Difficulties in assessing variance, covariance, and correlation


It has been shown that people have great difficulty estimating statistical variance. Estimates are influenced by the mean of the stimuli. Instead of estimating variance, it is the coefficient of the variation (the standard deviation divided by the mean) that is estimated. The explanation given by Peterson and Beach (1967) is as follows:

"Think of the top of a forest. The tree tops seem to form a fairly smooth surface, considering that the trees may be 60 or 70 feet tall. Now, look at your desk top. In all probability it is littered with many objects and if a cloth were thrown over it the surface would seem very bumpy and variable. The forest top is far more variable than the surface of your desk, but not relative to the sizes of the objects being considered."
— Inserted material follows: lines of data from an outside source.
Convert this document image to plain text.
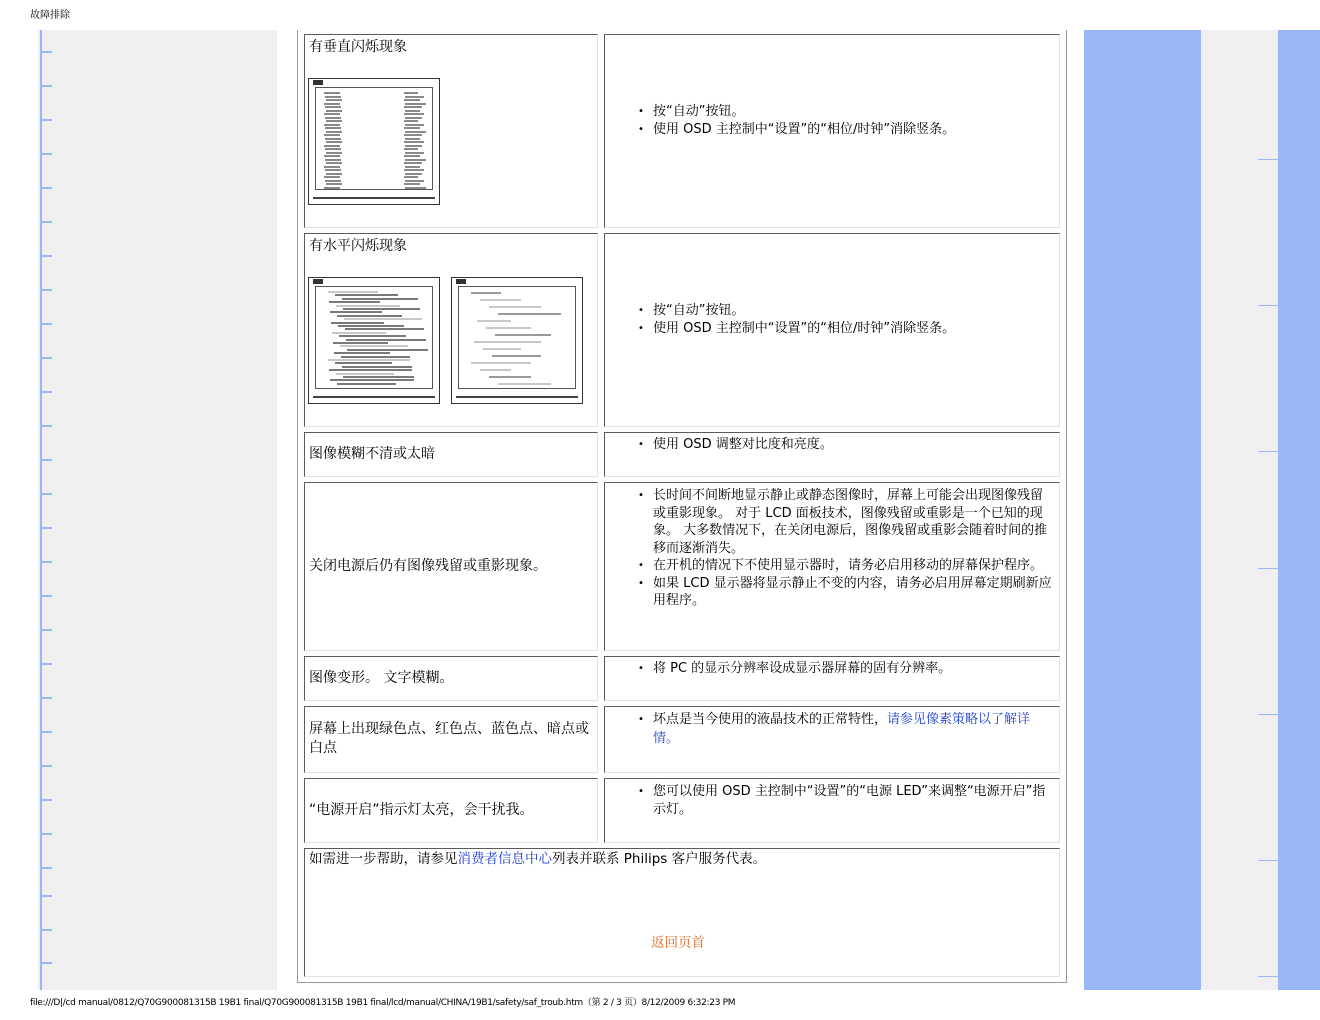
故障排除
有垂直闪烁现象
• 按“自动”按钮。
• 使用 OSD 主控制中“设置”的“相位/时钟”消除竖条。
有水平闪烁现象
• 按“自动”按钮。
• 使用 OSD 主控制中“设置”的“相位/时钟”消除竖条。
图像模糊不清或太暗
• 使用 OSD 调整对比度和亮度。
关闭电源后仍有图像残留或重影现象。
• 长时间不间断地显示静止或静态图像时，屏幕上可能会出现图像残留或重影现象。 对于 LCD 面板技术，图像残留或重影是一个已知的现象。 大多数情况下，在关闭电源后，图像残留或重影会随着时间的推移而逐渐消失。
• 在开机的情况下不使用显示器时，请务必启用移动的屏幕保护程序。
• 如果 LCD 显示器将显示静止不变的内容，请务必启用屏幕定期刷新应用程序。
图像变形。 文字模糊。
• 将 PC 的显示分辨率设成显示器屏幕的固有分辨率。
屏幕上出现绿色点、红色点、蓝色点、暗点或白点
• 坏点是当今使用的液晶技术的正常特性，请参见像素策略以了解详情。
“电源开启”指示灯太亮，会干扰我。
• 您可以使用 OSD 主控制中“设置”的“电源 LED”来调整“电源开启”指示灯。
如需进一步帮助，请参见消费者信息中心列表并联系 Philips 客户服务代表。
返回页首
file:///D|/cd manual/0812/Q70G900081315B 19B1 final/Q70G900081315B 19B1 final/lcd/manual/CHINA/19B1/safety/saf_troub.htm（第 2 / 3 页）8/12/2009 6:32:23 PM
Experiments concerning bivariate observations include people's ability to recognise functional relationships presented in simple 2 x 2 contingency tables. Typically, these summarise the number of instances of the presence and absence of some variable X, apparently associated with the presence or absence of some variable, Y (eg. X as a disease and Y as a symptom). In many cases, it is found that people's judgemental strategies ignore one or more of the four cells. Most commonly, there is a virtually exclusive reliance on the size of the "present-present" cell relative to the entire population. In other words, if there are more people with the disease that also have the symptom than those with the disease but without the symptom, then the conclusion is that the relationship is positive. But valid inferences in such cases can only be made by considering all of the four cells, for example by comparing the proportion of diseased people showing the symptom with the proportion of non-diseased people also showing the symptom.

A different example of this in terms of everyday inference concerns answers to the question: "Does God answer prayers?"

If you consult the "present-present" cell only, you may answer "yes", if when you've asked God for something it has happened. The skeptic may query this asking how often you had asked for something and it did not happen. But this comparison of only two cells is inadequate. Although it seems crazy, data from the "absent-absent" cell i.e. things did not happen and that were not prayed for must still to be considered, as well as the things that did happen and were not prayed for.

Investigating covariance assessment, experiments have also compared data-based correlation estimates where the data is pairs of numbers or sounds, and theory-based estimates where no data is presented. Subjects used a simple rating scale to describe their subjective impression of the strength and direction (positive or negative) of relationships between pairs of variables.

It was found that for data-based experiments, subjects had difficulty recognising positive relationships with correlations of less than 0.6-0.7. Correlations in the range of 0.2-0.4 were barely detected and correlations of 0.6-0.8 were underestimated. Only correlations of over 0.85 were consistently rated positive. With theory-based estimates on the other hand, positive and negative correlations were correctly recognised and so were the relative magnitude of the correlations. In the theory-based experiments, covariation estimates were based on subjects' prior expectations or theories rather than any immediately available data. eg. alternative measures of honesty, or personal attitudes, habits or preferences. These were compared with "objective" correlations taken from previous empirical studies.